As you can see in “Life Without Litter” it is possible to greatly reduce the volume of garbage we generate through education, conscientious purchasing and planning ahead. Here are a few more tips:

Reduce your plastic use — If at all possible, avoid products made from or packaged in plastic. Here are a few ideas: Use reusable shopping bags for groceries.
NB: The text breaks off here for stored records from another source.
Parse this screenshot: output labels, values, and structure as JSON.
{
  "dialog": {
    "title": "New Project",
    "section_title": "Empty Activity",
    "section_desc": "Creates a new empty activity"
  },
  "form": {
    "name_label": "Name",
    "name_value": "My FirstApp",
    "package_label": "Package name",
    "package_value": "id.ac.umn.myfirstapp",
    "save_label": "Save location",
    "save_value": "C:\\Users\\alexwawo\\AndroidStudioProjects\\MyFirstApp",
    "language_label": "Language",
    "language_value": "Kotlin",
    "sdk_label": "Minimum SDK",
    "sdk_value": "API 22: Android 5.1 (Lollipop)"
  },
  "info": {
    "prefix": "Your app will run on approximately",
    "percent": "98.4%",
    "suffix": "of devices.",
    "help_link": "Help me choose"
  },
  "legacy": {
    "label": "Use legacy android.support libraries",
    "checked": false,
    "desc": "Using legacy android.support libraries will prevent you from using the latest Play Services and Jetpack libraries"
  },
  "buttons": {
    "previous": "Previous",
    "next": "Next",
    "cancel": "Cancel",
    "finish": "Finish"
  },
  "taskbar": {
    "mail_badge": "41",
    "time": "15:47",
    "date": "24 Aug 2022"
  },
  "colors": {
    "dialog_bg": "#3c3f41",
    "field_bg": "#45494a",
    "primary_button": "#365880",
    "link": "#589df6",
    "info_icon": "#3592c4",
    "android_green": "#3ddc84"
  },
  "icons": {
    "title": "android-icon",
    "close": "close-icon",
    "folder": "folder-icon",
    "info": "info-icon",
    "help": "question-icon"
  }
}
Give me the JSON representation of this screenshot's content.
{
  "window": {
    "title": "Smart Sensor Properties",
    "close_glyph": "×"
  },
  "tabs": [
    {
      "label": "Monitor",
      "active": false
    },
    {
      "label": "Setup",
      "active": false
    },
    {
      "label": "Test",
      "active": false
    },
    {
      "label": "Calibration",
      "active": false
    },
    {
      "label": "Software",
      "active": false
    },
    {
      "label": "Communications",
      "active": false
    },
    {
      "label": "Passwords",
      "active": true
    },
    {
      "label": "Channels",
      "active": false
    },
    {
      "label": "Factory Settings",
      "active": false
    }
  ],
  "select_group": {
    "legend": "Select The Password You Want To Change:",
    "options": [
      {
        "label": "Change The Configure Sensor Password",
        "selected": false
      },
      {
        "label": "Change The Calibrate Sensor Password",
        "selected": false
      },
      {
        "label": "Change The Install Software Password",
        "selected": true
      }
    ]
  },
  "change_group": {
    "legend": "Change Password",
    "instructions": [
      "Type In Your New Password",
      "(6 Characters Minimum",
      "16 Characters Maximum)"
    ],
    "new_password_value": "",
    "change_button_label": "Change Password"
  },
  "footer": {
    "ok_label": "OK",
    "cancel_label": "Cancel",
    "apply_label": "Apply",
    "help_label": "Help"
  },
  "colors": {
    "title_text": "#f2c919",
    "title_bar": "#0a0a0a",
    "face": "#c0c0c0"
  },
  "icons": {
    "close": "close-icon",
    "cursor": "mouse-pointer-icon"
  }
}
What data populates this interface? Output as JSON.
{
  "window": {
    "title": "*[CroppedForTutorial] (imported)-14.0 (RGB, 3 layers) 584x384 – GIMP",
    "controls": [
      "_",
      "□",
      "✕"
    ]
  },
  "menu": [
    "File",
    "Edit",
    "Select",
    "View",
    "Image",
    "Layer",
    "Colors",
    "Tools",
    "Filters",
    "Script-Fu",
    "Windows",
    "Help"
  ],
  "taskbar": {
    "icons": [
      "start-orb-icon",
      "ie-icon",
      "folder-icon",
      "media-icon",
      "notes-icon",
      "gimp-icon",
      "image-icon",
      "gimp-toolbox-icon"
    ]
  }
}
Bring your own mug for coffee and bring drinking water from home in glass water bottles instead of buying bottled water.

Store foods in the freezer in glass mason jars as opposed to plastic bags. Take your own leftovers container to restaurants. Request no plastic wrap on your newspaper and dry cleaning. Avoid disposable utensils and buy foods in bulk when you can. These are just a few ideas — I'm sure you can think of more.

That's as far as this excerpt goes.